Effect of adaptive and innate immune modulation on cell abundances. a, Schematic of treatments selected for the study b, Box and whisker (min to max) of total estimated cell abundances after immunomodulation. c, No significant changes in CD8+ T cell numbers, but significant changes in d, exhausted CD8+ T cells e, NK cells f, cytotoxic cells g, macrophages, and h, neutrophils. Statistical significance was tested with a two-way ANOVA with Fishers LSD. All data are presented as mean values ± SD. (p= **** = <0.0001; p= *** = <0.001; p= ** = <0.01; p= * = <0.05).

Figure 3.

Ex vivo cultures reflect biological changes in response to immunomodulation. a. BC1, BC2 and RCC cytokine responses of each treatment shown as log2FC (treated explants to untreated controls). Statistical significance was tested with a two-way ANOVA with Fishers LSD. (p= **** = <0.0001; p= *** = <0.001; p= ** = <0.01; p= * = <0.05) b, heatmap of average BC1, BC2 and RCC patient pathway score determined by gene expression profiling. The scale reflects the treated pathway score – the untreated pathway score.

Figure 4.

Core innate and adaptive response signatures as potential biomarkers. a, Differentially expressed genes of pooled explant samples following Immunocult treatment.
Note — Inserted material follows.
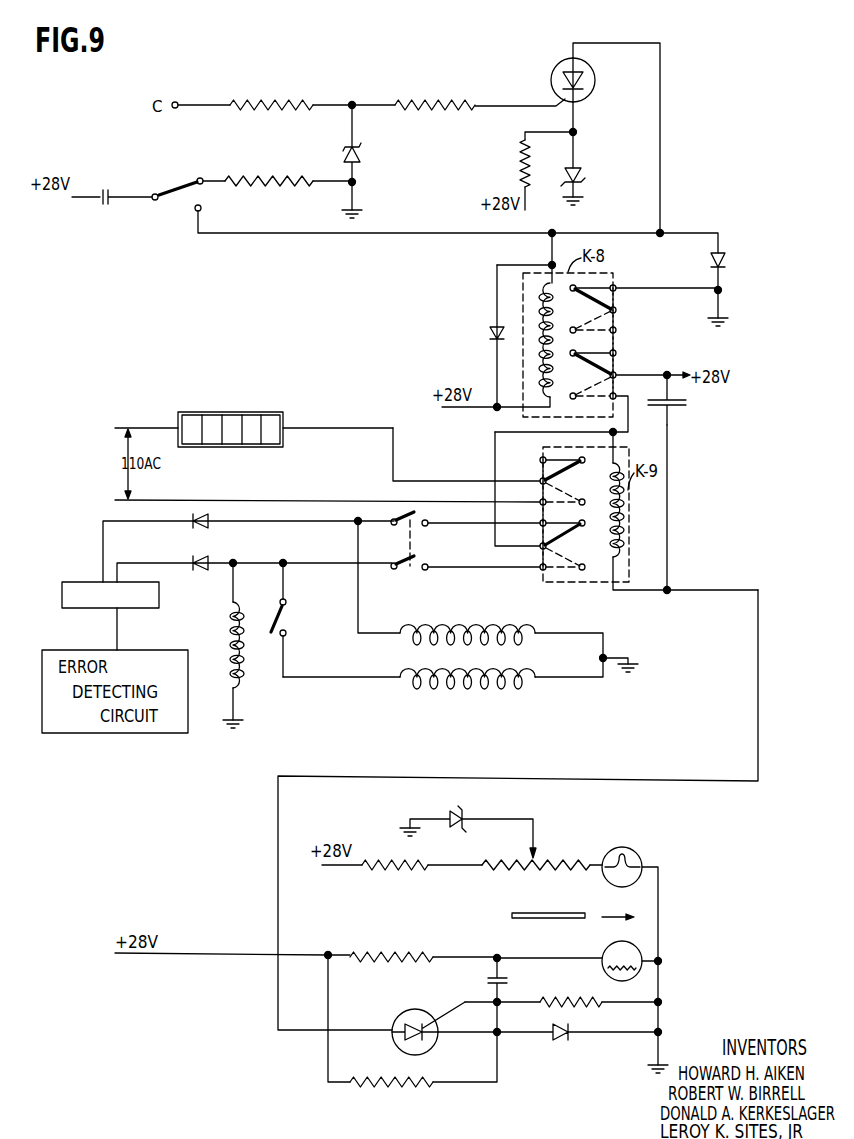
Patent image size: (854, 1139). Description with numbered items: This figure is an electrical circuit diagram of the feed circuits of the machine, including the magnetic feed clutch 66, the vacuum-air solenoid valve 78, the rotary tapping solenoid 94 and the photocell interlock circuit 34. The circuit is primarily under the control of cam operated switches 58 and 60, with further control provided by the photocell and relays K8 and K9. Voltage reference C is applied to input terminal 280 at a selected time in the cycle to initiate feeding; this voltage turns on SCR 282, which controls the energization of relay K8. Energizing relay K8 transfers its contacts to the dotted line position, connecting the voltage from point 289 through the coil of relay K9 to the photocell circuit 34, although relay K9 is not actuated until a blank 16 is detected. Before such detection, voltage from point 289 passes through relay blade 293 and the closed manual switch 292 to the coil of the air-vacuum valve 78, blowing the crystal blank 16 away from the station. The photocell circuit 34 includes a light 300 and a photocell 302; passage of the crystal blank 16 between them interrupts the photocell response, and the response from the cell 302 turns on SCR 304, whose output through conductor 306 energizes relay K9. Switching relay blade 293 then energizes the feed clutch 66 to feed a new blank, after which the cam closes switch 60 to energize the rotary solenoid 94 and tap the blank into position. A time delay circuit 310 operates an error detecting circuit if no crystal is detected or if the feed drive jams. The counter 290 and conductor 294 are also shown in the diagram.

Genes above the solid like are adjusted p-value <0.01, genes above dotted line are adjusted p-value <0.05. b, venn diagram of significantly (adjusted p-value < 0.5) upregulated genes following Immunocult, shared core gene signature of 19 genes is bolded, and core genes are listed below the plot, and venn diagram of significantly downregulated genes following Immunocult c, Metascape analysis of pathways associated with the core signature, circle size refers to the number of core genes (=count) matching the pathway, and the numerical value is the percentage of all of the user-provided genes that are found in the given ontology term. “Log10(P)” is the p-value in log base 10. d, the core “Adaptive signature” in relation to existing biomarkers for immunotherapies in a cohort of anti-PD-1 treated melanoma patients from Gide et al., 2018 e, overall survival of anti-PD-1-treated melanoma patients with higher (red) vs. lower (blue) core adaptive core signature expression. f, Differentially expressed genes of pooled explant samples following ADU-S100 treatment g, venn diagram of significantly upregulated genes following ADU-S100, and core genes are listed below the plot, and venn diagram of significantly downregulated genes following ADU-S100 h, Metascape analysis of pathways associated with the core signature, circle size refers to the amount of core genes matching the pathway, and the numerical value is the percentage of all of the user-provided genes that are found in the given ontology term. “Log10(P)” is the p-value in log base 10. i, the adaptive core “innate signature” in relation to existing biomarkers for immunotherapies in a set of anti-PD-1 treated melanoma patients j, overall survival of anti-PD-1-treated melanoma patients with higher (red) vs. lower than median core innate signature expression (blue) of the core innate signature. OS, overall survival.